Despite using a rich mixed methods approach to determine and understand the implementation level of the free FP policy in Burkina Faso, this study has some limitations. While the quantitative data was collected in four districts, the qualitative data was only collected in one. This made the integration of quantitative and qualitative data impossible for data disaggregated by district. Our results and interpretations may not be representative of the implementation processes in other areas where the pilot was introduced. It was not possible to interview young women (15–18 years old) who were using contraception, which precludes an in-depth understanding of their perceptions about the policy. Also, even if they were not individually referred to us, female community members were recruited for an interview with the assistance of health personnel, which carries a risk of selection bias. For logistical reasons, this study focused on perceived quality of FP services rather than using an objective quality assessment method. Combining the surveys and interviews with direct observation could have produced a better representation of quality. A Hawthorne effect cannot be ruled out, and it is possible that a social desirability bias affected the participants’ answers on sensitive topics [48]. To lower this risk, individual interviews were performed by female fieldworkers highly trained in qualitative research methods. A recall bias is also plausible, notably for questions about women’s practices before the implementation of the policy. A potential way to limit this bias would have been to have baseline interviews prior to the implementation of the policy. However, the study took place as rapidly as possible (6 months) after the introduction to reduce this potential bias.

Recommendations

Since 2016, the MoH in Burkina Faso has successively removed user fees for children under five years old, for maternal and reproductive healthcare, and now for FP services, in all public healthcare facilities. The positive effects of such initiatives in improving maternal and child health and reducing health inequalities should be highlighted. Based on the present study’s findings, it seems particularly important to increase awareness or knowledge of the FP policy among vulnerable groups such as adolescents, unmarried women, and women of lower socioeconomic status. These strategies should go beyond disseminating messages on the radio, either officially or informally. It also appears that misconceptions about FP persist, and that is still sometimes confused with abortion. But these misconceptions should not prevent progress in promoting women's right to sexual and reproductive health. The successful implementation of this policy in Burkina Faso shows that, while combating these misconceptions, it is possible to promote women's right to access family planning services. However, greater access does not automatically mean greater decision-making autonomy, and complementary measures to promote women's empowerment remain essential.

Conclusion

Six months after its introduction as a pilot in two regions, the free FP policy in Burkina Faso has been facing implementation barriers that likely reduce its effectiveness, notably stock shortages, delays in reimbursements, and insufficient communication.

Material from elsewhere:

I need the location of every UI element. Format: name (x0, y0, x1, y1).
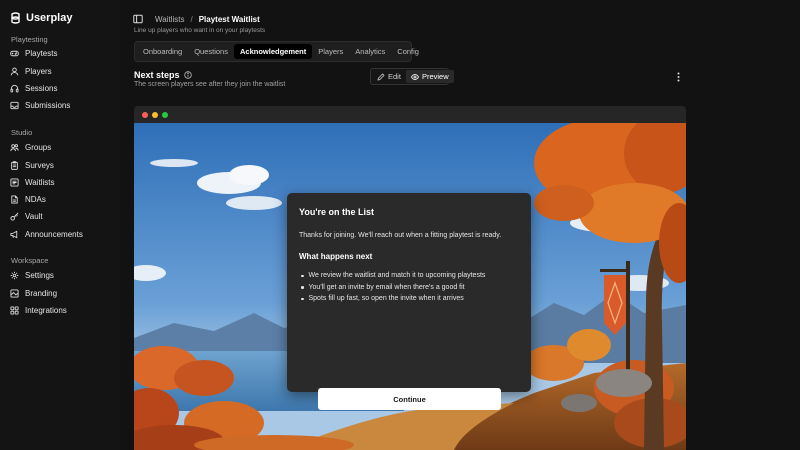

It is concerning that knowledge about the new policy is lower among adolescents, unmarried women, and women with lower socioeconomic status. Hopefully, these barriers will be transient and will not increase health inequities. The acceptability of the new policy was facilitated thanks to sensitization campaigns and previous experiences during the Annual Free FP Week. Findings suggest an increase in the number of women using FP services, in both rural and urban areas. While the new policy is aligned with the promotion of women’s right to reproductive health, further reflection is required to reconcile better access to FP services and improved empowerment for women.